Critics have pointed out that aquaculture too puts stresses on the environment. Fish farmers treat disease, which is very common in tightly packed fish pens, by adding antibiotics to the feed - a cure that may engender more disease, in the form of resistant bacteria, if the antibiotic gets into the water in high enough concentrations. “The amounts used are very small, but putting controls on them is called for,” says William Hershberger, an aquaculture specialist at the University of Washington. “There are no legal limits.”
Perhaps the biggest environmental threat in aquaculture is posed by the ones that get away. Farmed fish do escape their pens; if they interbreed with wild stocks, eventually wild fish will lose the unique genetic characteristics that help them survive in nature. The offspring of escaped salmon now outnumber native salmon in some Norwegian waters. It’s also possible that escapees will adapt to the wild environment, reproduce and eventually compete with native stocks for survival in a particular ecological niche. “That would be a danger to wild stocks,” says Hershberger. “The best long-term solution would be to sterilize farmed fish. We’re working on it.”
For shoppers, the chief question about fish isn’t whether it was raised by nature or computers, but whether it’s any good. Every cookbook and food columnist on the planet, it seems, has weighed in with the same advice: buy impeccably fresh fish and you’ll never go wrong. Sure, but over here in the real world, that wisdom leaves a lot of people eating hot dogs. It’s a rare neighborhood that’s blessed with a good fishmonger; and although a few supermarket chains have greatly improved their fish departments in recent years, most are still not equipped to provide the gentle handling, speedy distribution and constant low temperatures necessary for this fragile product. “I’ve worked in retail, and I’ve seen fish that was delivered four hours earlier sitting around, not refrigerated,” says an executive in the seafood industry. A slightly over-the-hill fillet won’t make you sick, but it won’t encourage you to buy fish again soon, either. Many seafood experts urge consumers to complain to the management when they get poor fish - and to smell before buying. “The nose knows,” says Stavis. “If it smells like fish, it’s not fresh.”

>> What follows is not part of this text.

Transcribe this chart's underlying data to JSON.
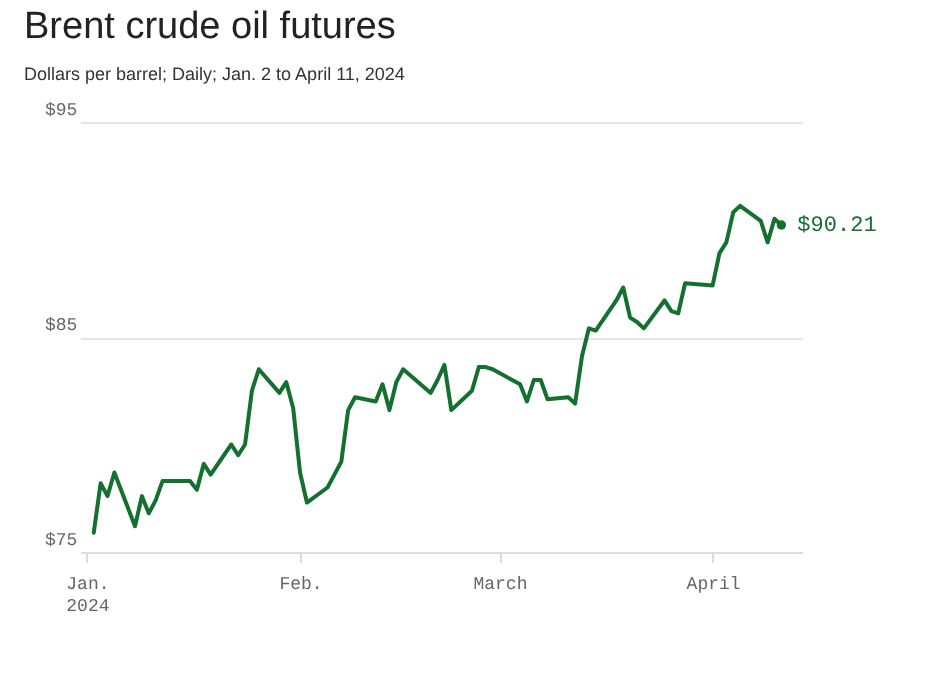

Right now the dream of the seafood business is to create and sell more “value-added” fish: a fillet prepared with Cajun spices, for example, packaged and sold frozen. The products may turn out to be perfectly yummy, but where oh where is that simple, glistening piece of fish that need only be broiled a few minutes to give you one of the best and easiest dinners ever? Simplicity is hard to market, but people are hungry for it. Legal Sea Foods, a chain of seven beloved fish restaurants in the Boston area, sells about 150,000 pounds of fish every week - farmed and wild, imported and domestic. You can get seafood quesadillas, seafood diavolo, seafood glazed or spiced or slathered with garlic butter, and the lines out front sometimes stretch for blocks. What’s the most popular item on the menu? Broiled scrod. And it always has been.